Cyber School, PC Games, Tim Burton

ByABC News
August 6, 2001, 10:02 AM

Aug. 6 -- In this week's Cybershake we explore director Tim Burton's complaints about the Internet, new computer gaming software, and students in Texas doing their course work online.

Director Tim Burtons Internet Complaints

Movie director Tim Burton may have hit on his hands with Planet of the Apes, but on the Internet, he feels like he's the one taking the hits.

"The Internet is scary. People got to take it easy with it," he says. "It's going to take us down a bad path."

Burton complains that things written about him on the Internet have been off the mark.

"Some guy in a cabin in Montana writes on the Internet and then all of a sudden it catches on and becomes a story in USA Today," says the director known for films like Batman and Beetlejuice that explore a darker side of things.

"I feel like I'm living in my own parallel universe or have an evil twin that's out there doing things that I don't know about."

He points to one recent piece of fiction: A "three-headed ape baby that I had last week."

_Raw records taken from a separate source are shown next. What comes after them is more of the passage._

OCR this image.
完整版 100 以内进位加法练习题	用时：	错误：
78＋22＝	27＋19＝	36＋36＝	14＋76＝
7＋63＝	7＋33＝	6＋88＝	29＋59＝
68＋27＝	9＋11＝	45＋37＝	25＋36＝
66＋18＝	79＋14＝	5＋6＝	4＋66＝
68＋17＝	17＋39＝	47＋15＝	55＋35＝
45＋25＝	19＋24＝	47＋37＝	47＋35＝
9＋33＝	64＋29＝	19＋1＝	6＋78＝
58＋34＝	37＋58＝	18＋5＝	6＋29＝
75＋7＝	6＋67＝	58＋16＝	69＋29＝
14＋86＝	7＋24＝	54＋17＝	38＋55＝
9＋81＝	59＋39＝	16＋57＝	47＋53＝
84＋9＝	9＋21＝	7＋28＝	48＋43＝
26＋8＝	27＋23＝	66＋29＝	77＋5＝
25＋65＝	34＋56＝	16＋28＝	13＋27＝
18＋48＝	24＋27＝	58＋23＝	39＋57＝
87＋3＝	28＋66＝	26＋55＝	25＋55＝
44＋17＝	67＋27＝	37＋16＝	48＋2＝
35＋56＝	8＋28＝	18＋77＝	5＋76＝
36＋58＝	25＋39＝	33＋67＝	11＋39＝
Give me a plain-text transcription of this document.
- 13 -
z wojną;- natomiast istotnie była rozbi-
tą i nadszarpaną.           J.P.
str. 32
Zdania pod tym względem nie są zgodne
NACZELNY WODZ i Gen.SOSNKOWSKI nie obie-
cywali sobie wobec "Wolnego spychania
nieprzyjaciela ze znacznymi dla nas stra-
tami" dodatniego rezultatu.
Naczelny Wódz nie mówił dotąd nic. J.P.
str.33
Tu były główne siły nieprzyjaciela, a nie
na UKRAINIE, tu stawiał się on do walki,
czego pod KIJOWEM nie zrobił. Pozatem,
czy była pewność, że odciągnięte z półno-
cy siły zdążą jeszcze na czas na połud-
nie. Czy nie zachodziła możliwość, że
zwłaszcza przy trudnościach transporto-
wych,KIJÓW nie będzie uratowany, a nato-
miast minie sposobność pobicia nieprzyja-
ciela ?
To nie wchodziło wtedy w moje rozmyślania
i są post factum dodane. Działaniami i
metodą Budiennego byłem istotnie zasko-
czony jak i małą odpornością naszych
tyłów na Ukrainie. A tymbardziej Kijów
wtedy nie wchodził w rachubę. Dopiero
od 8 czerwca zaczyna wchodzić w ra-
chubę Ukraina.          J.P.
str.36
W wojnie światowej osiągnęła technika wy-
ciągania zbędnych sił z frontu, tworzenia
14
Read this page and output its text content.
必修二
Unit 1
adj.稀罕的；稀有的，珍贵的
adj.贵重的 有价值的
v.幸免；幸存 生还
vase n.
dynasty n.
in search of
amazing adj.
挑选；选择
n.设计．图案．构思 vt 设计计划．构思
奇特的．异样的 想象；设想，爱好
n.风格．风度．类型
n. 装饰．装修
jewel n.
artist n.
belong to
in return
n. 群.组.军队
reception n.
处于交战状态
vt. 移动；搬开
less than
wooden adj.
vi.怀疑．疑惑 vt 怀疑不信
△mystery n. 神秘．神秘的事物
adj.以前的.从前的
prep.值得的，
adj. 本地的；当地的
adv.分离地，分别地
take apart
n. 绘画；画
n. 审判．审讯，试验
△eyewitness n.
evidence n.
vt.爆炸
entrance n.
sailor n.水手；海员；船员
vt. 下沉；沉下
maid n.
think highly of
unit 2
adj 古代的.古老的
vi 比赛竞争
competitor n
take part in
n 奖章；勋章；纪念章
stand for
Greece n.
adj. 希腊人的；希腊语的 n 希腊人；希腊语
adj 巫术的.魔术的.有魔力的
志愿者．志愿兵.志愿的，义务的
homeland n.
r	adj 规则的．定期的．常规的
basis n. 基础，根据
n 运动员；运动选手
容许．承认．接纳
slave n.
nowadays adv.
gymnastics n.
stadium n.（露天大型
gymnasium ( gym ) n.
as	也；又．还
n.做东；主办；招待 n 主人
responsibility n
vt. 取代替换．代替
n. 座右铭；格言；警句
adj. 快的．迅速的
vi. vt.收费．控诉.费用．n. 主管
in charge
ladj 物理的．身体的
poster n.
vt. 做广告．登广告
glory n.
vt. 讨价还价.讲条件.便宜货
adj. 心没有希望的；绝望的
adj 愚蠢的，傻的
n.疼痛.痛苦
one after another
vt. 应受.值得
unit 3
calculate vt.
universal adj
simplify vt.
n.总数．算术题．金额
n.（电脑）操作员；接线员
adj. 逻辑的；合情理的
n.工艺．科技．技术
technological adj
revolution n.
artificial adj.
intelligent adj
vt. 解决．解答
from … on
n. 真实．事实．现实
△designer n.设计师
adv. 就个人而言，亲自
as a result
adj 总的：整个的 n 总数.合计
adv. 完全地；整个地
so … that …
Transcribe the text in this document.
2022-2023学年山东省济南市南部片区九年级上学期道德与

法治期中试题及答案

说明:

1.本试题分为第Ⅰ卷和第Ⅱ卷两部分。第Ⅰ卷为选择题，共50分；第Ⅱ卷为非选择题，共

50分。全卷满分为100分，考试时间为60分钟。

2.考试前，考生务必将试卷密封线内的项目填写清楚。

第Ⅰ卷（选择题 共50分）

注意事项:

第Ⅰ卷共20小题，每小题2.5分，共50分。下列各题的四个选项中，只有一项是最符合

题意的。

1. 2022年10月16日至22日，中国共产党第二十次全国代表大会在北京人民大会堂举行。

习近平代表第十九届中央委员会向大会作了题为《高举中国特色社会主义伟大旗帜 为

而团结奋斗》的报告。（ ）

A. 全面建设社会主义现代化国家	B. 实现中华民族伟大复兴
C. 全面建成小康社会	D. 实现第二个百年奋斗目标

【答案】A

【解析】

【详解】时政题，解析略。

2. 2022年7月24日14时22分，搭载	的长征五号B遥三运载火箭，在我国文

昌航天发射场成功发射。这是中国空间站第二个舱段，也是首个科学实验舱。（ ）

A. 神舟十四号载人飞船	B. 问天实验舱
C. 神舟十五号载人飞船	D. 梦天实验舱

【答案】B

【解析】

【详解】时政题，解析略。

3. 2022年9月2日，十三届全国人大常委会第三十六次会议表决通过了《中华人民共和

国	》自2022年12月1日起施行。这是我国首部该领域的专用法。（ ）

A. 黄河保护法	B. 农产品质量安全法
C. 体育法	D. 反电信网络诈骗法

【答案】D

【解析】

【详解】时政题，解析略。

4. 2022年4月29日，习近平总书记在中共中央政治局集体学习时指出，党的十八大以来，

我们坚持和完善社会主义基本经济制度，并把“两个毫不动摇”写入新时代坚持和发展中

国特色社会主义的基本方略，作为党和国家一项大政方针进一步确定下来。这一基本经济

"It shows a negative side of humanity," he says.

Larry Jacobs, ABCNEWS

Math in a Virtual Classroom

Some high school students in a North Texas school district are attending an experimental cyber summer school.

Students like Ashley Brezina, 14, log onto a chat room that becomes their virtual algebra class.

"What you need to do first is solve the equation and find out what y equals, but I can't seem to figure it out," she said, working on a problem recently.

Teacher Ronda Schaefer helped Brezina solve that one.

"To me it's not any different than a classroom because sometimes you have four different people asking you questions at the same time," Schaefer says. "You have to be a fast typer and a fast reader."

Schaefer says her strength is in math, so, "It's very challenging" to explain what her students should do, "using words."

But Ashley Brezina says Schaefer's pretty good at it.

"She explains it really clearly and I get what she's saying most of the time."